Mazda Arata represents Japanese automaker’s another attempt in e-SUV realm

Mazda Arata represents Japanese automaker’s another attempt in e-SUV realm

Amidst the electrifying atmosphere of the ongoing Beijing Auto Show in China, Japanese automotive brand Mazda Motor Corporation unveiled its latest masterpiece – the Arata electric SUV concept. The Mazda Arata, a sleek-looking e-SUV has been introduced as a concept vehicle, and it is expected to go into production before the end of 2025. Marking a significant stride towards Mazda’s electrification targets, the Arata is a joint effort by a 50:50 joint venture (JV) between Changan Automobile and Mazda that was founded in the year of 2012. It may be noted here that the same JV was responsible for the development of the EZ-6 sedan.

The new e-SUV will likely assume a different name for its production version. Most probably, the company will use an alphanumeric moniker for the vehicle, echoing the designations of its other SUVs. As the "EZ-60" nameplate has already been trademarked in China, it might be used for this upcoming e-SUV.

The Arata (a Japanese word meant for “fresh” or "new") is quite attractive in design too. While the EZ-6 sedan is expected to be a Changan Depal SL03 in new form, the EZ-60 is expected to be founded on the Changan Deepal S7. Moreover, the Arata’s impact will likely extend beyond its captivating design. According to analysts, it is a bold statement signaling the company’s readiness to embrace electrification. Looking significantly more upmarket, it will likely also carry a high price tag.

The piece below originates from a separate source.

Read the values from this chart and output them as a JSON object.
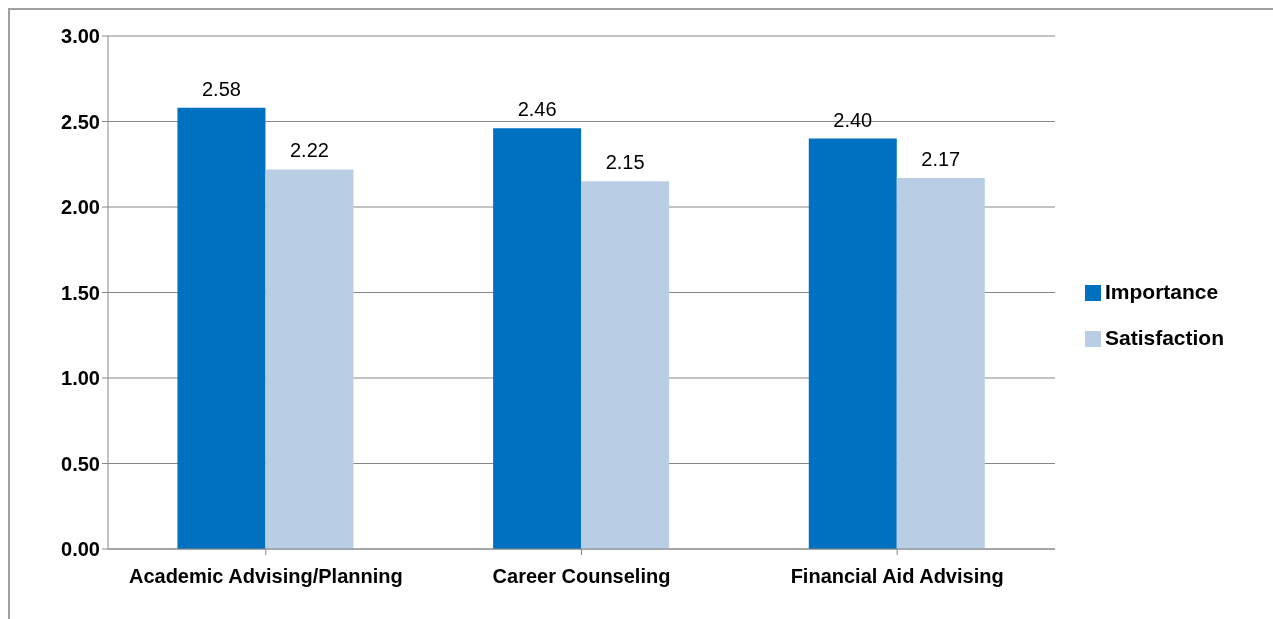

The e-SUV boasts the familiar Kodo design language along with relatively small windows and lustrous lights at the front as well as at the rear. Just like the sedan, the e-SUV features an illuminated grille. The notable "Mazda" script also irradiates, making its presence felt on the sides. Conventional mirrors have made way for cameras, while door handles and a rear wiper have also been done away with.

Other notable features of the vehicle include a chunky spoiler crossed by a vertical third brake light extending to the roof panel. The quarter panel’s design gives the impression of flying buttresses but it remains unclear if there is an actual hole. However, many of these features may change as the e-SUV is still a concept.

The Atara isn’t just Mazda’s triumph in terms of aesthetics; it is a testament to the brand’s undeterred commitment to the environmental responsibility. The e-SUV highlights the brand’s determination to slash its carbon footprint without making any compromise on style or performance.